One of the world’s largest publically tradable energy company’s Chevron Corporation (NYSE:CVX), has seen its share price remain relatively flat for the year to date underperforming the S&P 500 by 3%. This poor performance has been on the back of a poor full year 2012 result, declining crude prices, increased legal risks and cost blowouts at key projects. But there are now a range of positive catalysts emerging that I believe bode well for Chevron and should drive its share price higher, making now the time for investors to consider the stock.
Chevron is the only integrated oil and gas major with a material position in Latin America
Unlike other integrated oil and gas majors Chevron Corporation (NYSE:CVX) still has a significant presence in Latin America and is the only one to have a presence in that region’s largest oil producer Venezuela. The company has also been working on increasing its presence in the region giving it a dominant position over its peers such as Exxon Mobil Corporation (NYSE:XOM), BP plc (ADR) (NYSE:BP) or Royal Dutch Shell plc (ADR) (NYSE:RDS.A).
Chevron Corporation (NYSE:CVX) recently embarked on a partnership with Argentina’s state controlled oil company YPF SA (ADR) (NYSE:YPF) to exploit the vast shale oil and gas reserves of the Vaca Muerta. The company has also entered into a strategic partnership with Colombia’s state controlled Ecopetrol S.A. (ADR) (NYSE:EC) to explore and extract natural gas in Colombia, making it one of the largest natural gas producers in the region. Furthermore, this also makes it one of the largest suppliers of natural gas to Venezuela, which depends on natural gas as a key source of energy production.
This I believe bodes well for the company’s continued growth, despite the additional political and economic risks this creates for Chevron, with Latin America set to become a dominant oil and gas producer.
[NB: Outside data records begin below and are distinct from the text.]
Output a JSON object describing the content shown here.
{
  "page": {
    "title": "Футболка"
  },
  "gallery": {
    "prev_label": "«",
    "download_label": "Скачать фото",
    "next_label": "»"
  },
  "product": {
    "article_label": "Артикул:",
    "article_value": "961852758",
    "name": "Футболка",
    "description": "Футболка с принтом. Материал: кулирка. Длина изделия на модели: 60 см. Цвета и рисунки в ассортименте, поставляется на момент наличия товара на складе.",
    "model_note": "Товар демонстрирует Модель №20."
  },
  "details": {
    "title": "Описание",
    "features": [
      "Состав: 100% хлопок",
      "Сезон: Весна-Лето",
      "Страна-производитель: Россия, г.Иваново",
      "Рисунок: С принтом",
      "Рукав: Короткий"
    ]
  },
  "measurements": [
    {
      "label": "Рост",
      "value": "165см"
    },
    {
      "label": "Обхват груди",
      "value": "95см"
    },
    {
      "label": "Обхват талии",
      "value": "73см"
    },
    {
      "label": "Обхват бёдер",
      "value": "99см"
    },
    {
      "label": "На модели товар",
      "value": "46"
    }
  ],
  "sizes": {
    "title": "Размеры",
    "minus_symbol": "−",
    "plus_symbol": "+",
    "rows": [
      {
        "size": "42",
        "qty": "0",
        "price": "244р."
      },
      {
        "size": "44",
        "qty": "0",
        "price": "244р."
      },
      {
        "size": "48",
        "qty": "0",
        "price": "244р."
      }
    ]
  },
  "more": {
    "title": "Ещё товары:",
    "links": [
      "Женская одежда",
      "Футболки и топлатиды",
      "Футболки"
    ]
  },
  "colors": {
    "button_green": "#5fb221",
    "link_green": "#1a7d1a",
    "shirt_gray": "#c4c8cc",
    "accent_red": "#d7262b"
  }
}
Already it has been speculated that the Vaca Muerta region in Argentina, maybe the world’s largest non-conventional oil and gas resource with it estimated to have over 22 billion barrels of oil equivalent.
Chevron’s outstanding legal risks are diminishing
By the end of 2012 Chevron Corporation (NYSE:CVX) found itself facing weighty legal risks with significant potential financial impacts. The most significant being the civil and criminal prosecution for two oil spills in Brazil, which have a potential financial impact of $20 billion. It also appeared to be increasingly likely that an Ecuadoran judgment made against Chevron in 2011 for environmental damage in Ecuador would be enforced with the plaintiffs seeking enforcement action in a range of foreign jurisdictions. But recent events this year indicate that Chevron’s legal risks are diminishing.
In February 2013, Brazilian authorities dropped criminal charges against Chevron Corporation (NYSE:CVX) and its drilling platform operator Transocean, but Chevron is still facing potential damages of $20 billion for two civil lawsuits brought by Brazilian authorities. Towards the end of 2012 the Ecuadoran plaintiffs sought to enforce the judgment against Chevron in Argentina and Canada where Chevron has considerable assets, which saw Chevron’s assets in Argentina frozen.
But in May 2013, a Canadian court ruled there was no merit to the Ecuadoran judgment and refused to recognize it, preventing its enforcement in Canada. This still left Chevron’s considerable assets in Argentina frozen, endangering its strategic partnership with YPF SA (ADR) (NYSE:YPF) to access the vast reserves of the Vaca Muerta. But in June 2013, Argentina’s Supreme Court lifted the order freezing Chevron’s assets allowing it to proceed with the joint venture. All of which indicates that Chevron’s legal risks are diminishing leaving it well positioned to continue developing its Latin American assets.
Management’s actions demonstrate confidence in Chevron’s future
During the first quarter 2013, Chevron Corporation (NYSE:CVX) purchased $1.25 billion of common stock under its share buyback program. This has reduced the number of common shares outstanding thereby increasing the value of those shares that remain outstanding.